Mexico's National Human Rights Commission (CNDH) says that it is going to release a devastating report detailing how armed gangs linked to the country's major drug cartels kidnap and hold for ransom each year an estimated 20,000 migrants as they make their way from Central America toward the United States through Mexico.
Raúl Plascencia Villanueva, the head of the CNDH, said on January 6 that his organization has evidence that between April and September of last year, Mexican gangs carried out at least 214 collective kidnappings, each involving around 50 people.
The CNDH says that most migrants are kidnapped in southern Mexico, many of them hidden aboard the freight trains that leave from Chiapas, the Mexican state that borders Guatemala, heading north. It says it has testimonies that implicate the Mexican migration authorities in the kidnappings, with witnesses saying that trains are regularly stopped by officials who are on the gangs' payrolls. When the migrants flee, they are quickly rounded up by the gangs, or are simply handed over by officials and police officers. The gangs demand between $5,000 and $15,000 in ransoms. If the families are unable to pay, the migrants are murdered.
At the request of the foreign ministries of Honduras, Guatemala and El Salvador, the Mexican authorities have suspended the stop-and-search operations for the time being. And the Mexican government has denied the accusations that many of its officials are involved in the kidnapping.
Salvador Beltrán del Río, the head of the National Migration Institute, told leading Mexico City daily El Universal that the CNDH's figures were "not real" and that "they do not coincide with ours."

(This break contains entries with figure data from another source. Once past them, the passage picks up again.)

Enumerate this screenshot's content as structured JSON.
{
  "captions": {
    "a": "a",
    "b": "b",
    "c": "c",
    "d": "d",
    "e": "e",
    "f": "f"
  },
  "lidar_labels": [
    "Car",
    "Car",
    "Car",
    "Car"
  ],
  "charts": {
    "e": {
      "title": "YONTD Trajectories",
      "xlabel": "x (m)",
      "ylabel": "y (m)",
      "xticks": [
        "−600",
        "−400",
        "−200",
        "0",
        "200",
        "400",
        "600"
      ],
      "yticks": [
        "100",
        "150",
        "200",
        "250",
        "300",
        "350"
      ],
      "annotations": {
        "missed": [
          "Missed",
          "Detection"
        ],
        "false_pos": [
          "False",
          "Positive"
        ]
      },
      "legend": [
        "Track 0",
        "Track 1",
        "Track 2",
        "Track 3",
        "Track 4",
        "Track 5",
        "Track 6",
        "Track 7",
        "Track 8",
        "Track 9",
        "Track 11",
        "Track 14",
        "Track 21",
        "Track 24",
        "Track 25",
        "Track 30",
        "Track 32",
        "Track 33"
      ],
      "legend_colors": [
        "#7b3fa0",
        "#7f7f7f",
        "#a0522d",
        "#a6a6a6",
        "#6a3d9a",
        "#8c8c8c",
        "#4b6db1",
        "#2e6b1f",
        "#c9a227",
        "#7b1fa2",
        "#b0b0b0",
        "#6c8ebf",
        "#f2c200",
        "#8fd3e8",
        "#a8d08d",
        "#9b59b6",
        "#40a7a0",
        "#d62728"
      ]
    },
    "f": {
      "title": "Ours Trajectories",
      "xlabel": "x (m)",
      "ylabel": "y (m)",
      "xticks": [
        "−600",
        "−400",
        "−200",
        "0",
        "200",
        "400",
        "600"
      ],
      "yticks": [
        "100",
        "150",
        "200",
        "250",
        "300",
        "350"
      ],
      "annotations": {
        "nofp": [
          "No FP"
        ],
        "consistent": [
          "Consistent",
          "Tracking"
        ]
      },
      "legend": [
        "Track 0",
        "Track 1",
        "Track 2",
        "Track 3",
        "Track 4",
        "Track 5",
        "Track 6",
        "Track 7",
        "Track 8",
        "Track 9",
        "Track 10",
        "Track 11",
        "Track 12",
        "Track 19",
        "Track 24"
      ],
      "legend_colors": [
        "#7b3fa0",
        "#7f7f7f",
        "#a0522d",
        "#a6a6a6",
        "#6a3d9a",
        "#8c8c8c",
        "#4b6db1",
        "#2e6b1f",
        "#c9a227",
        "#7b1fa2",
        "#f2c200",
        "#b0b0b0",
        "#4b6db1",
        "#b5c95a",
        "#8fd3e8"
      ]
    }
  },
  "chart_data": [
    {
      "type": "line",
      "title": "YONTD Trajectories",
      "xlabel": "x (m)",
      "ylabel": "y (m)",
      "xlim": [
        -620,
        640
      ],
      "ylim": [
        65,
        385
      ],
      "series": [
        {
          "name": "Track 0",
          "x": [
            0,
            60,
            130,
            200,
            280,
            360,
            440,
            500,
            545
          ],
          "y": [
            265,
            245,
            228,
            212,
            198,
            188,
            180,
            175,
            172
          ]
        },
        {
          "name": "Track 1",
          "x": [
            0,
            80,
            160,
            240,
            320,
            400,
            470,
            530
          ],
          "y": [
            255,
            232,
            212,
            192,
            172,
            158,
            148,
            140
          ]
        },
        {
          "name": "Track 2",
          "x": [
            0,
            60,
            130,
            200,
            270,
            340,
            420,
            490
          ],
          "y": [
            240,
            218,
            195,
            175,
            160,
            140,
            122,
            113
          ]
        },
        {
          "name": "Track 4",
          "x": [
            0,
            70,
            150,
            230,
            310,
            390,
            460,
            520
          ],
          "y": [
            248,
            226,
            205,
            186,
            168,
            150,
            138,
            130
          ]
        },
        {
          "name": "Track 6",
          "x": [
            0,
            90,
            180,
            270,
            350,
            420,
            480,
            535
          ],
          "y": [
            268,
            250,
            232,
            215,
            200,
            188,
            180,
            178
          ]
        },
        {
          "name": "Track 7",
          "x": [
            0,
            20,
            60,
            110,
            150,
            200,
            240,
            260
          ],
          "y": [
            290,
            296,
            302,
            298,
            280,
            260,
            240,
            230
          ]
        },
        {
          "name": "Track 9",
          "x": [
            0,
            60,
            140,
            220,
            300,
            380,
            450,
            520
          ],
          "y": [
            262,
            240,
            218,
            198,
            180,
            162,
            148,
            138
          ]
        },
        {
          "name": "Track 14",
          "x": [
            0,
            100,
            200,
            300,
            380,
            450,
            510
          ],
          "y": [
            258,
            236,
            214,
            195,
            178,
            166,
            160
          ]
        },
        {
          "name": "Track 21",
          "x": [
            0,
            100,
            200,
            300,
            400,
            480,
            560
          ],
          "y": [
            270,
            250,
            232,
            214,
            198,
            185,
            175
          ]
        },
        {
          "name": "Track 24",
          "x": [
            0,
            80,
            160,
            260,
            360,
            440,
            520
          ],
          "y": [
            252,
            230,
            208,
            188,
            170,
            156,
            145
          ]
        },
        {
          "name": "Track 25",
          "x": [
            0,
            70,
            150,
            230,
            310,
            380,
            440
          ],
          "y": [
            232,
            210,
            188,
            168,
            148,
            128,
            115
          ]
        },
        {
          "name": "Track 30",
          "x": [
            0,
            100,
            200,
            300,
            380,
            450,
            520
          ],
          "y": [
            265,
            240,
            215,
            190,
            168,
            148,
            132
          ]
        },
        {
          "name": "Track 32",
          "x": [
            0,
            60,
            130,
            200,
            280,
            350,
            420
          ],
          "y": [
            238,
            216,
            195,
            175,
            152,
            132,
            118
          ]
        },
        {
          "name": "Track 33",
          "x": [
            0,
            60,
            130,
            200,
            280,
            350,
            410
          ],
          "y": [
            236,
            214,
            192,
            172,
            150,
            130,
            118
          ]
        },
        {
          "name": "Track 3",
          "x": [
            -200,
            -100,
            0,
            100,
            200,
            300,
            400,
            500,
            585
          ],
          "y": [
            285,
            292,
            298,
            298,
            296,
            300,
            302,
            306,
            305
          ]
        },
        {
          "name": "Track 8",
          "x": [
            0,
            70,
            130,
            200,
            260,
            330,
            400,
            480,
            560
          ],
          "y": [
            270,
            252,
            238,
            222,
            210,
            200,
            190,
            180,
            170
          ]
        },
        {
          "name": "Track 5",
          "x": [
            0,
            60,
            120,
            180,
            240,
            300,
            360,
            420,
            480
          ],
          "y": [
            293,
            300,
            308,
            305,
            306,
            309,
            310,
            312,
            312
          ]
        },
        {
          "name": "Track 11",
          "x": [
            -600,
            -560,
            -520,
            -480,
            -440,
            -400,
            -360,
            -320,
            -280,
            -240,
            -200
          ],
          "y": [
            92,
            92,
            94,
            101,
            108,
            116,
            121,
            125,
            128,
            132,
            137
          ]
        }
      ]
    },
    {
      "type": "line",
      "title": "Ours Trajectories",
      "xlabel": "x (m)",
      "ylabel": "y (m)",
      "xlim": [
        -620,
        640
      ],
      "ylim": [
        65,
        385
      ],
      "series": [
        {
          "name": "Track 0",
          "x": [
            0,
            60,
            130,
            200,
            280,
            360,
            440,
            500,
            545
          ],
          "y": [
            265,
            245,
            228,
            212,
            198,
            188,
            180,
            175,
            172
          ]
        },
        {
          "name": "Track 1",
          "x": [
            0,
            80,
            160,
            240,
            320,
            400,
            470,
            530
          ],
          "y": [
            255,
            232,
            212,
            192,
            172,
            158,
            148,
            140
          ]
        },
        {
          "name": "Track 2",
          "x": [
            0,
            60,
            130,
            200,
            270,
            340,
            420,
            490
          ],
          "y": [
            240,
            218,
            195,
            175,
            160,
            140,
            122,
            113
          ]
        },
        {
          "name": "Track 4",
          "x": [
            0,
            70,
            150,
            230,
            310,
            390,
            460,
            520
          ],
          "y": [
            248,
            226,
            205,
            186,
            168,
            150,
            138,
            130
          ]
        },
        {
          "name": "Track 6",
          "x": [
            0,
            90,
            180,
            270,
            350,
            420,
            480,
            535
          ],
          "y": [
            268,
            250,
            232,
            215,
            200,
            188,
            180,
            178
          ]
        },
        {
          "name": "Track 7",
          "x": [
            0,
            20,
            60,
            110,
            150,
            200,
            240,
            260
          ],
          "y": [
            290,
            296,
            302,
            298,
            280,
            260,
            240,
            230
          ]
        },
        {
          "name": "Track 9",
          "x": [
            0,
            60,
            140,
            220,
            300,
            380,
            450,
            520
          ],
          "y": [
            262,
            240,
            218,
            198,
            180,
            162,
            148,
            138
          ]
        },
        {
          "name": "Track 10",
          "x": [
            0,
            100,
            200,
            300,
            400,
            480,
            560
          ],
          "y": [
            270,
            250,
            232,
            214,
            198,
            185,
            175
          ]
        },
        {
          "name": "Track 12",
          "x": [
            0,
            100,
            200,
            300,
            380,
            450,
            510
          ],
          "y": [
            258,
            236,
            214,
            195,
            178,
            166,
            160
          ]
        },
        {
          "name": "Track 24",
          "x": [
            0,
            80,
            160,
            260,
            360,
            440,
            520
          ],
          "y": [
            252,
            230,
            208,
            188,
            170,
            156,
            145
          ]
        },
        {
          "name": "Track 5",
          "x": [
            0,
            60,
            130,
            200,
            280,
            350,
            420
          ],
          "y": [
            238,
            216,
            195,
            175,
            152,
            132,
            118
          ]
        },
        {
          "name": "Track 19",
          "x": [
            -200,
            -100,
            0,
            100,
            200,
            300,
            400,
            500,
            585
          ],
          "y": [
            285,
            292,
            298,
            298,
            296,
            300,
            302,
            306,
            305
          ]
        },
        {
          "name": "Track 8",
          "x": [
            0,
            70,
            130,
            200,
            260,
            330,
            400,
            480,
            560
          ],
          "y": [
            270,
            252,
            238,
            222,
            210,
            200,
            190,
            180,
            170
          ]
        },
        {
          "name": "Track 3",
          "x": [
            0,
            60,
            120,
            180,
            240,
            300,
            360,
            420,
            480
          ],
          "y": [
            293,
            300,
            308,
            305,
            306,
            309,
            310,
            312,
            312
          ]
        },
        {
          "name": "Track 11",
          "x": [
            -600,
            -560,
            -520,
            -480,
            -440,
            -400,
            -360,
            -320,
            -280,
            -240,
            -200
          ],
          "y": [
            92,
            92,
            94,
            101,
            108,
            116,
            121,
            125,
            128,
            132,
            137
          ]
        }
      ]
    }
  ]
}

But Beltrán del Río was unable to provide figures on how many migrants are kidnapped and held ransom each year. NGOs and human rights groups have been drawing attention to the tragedy for several years, and have also accused the police of involvement.
The groups say that among the main gangs carrying out the kidnappings are the Zetas, originally formed by renegade Mexican army personnel organized to protect the Gulf drug cartel. The heavily armed gang operates with virtual impunity in northern Mexico and is active in the United States. The Salvadoran Mara Salvatrucha (MS-13) gang is also believed to be involved in the kidnappings.
On January 7, several NGOs organized a so-called Caravan of Peace to accompany one of the freight trains that leave Chiapas in a bid to call further attention to the plight of migrants.
In December, the El Salvadoran authorities reported the kidnapping of 40 of its nationals in the Mexican state of Oaxaca. Almost a month later, the Mexican authorities have yet to report any progress in their investigation.
Human rights groups say that some 400,000 migrants cross Mexico each year.
The plight of these highly vulnerable people has largely been ignored, only making the news in cases such as the discovery in August last year of the bodies of 72 migrants at a ranch in the Mexican border state of Tamaulipas. They were believed to have been murdered by the Zetas.
The body of a murdered man was found on January 10 on the main highway to Acapulco, bringing to 31 the number of people killed in the Pacific resort city in an ongoing turf war between drug cartels there.
Violence increased in the southern Guerrero state as factions of the Beltrán Leyva cartel began fighting for territory after its leader was killed by Mexican marines in December 2009. Messages left with 14 of the decapitated men said they were killed by "El Chapo's People," a reference to the Sinaloa cartel headed by Joaquin El Chapo Guzmán.
The decapitations were the largest single group of such victims found in Mexico in recent years. In 2008, 12 decapitated bodies were piled outside the Yucatán state capital of Mérida. The same year, nine headless men were discovered in Guerrero's capital, Chilpancingo.
On Monday, police said that Abraham Ortiz Rosales, the mayor of Temoac, Morelos state, located south of Mexico City, was attacked and killed by a group of gunmen.
More than 30,000 people have died in drug violence nationwide since President Felipe Calderón launched a crackdown on drugs cartels after taking office in December 2006 by deploying thousands of soldiers and federal police.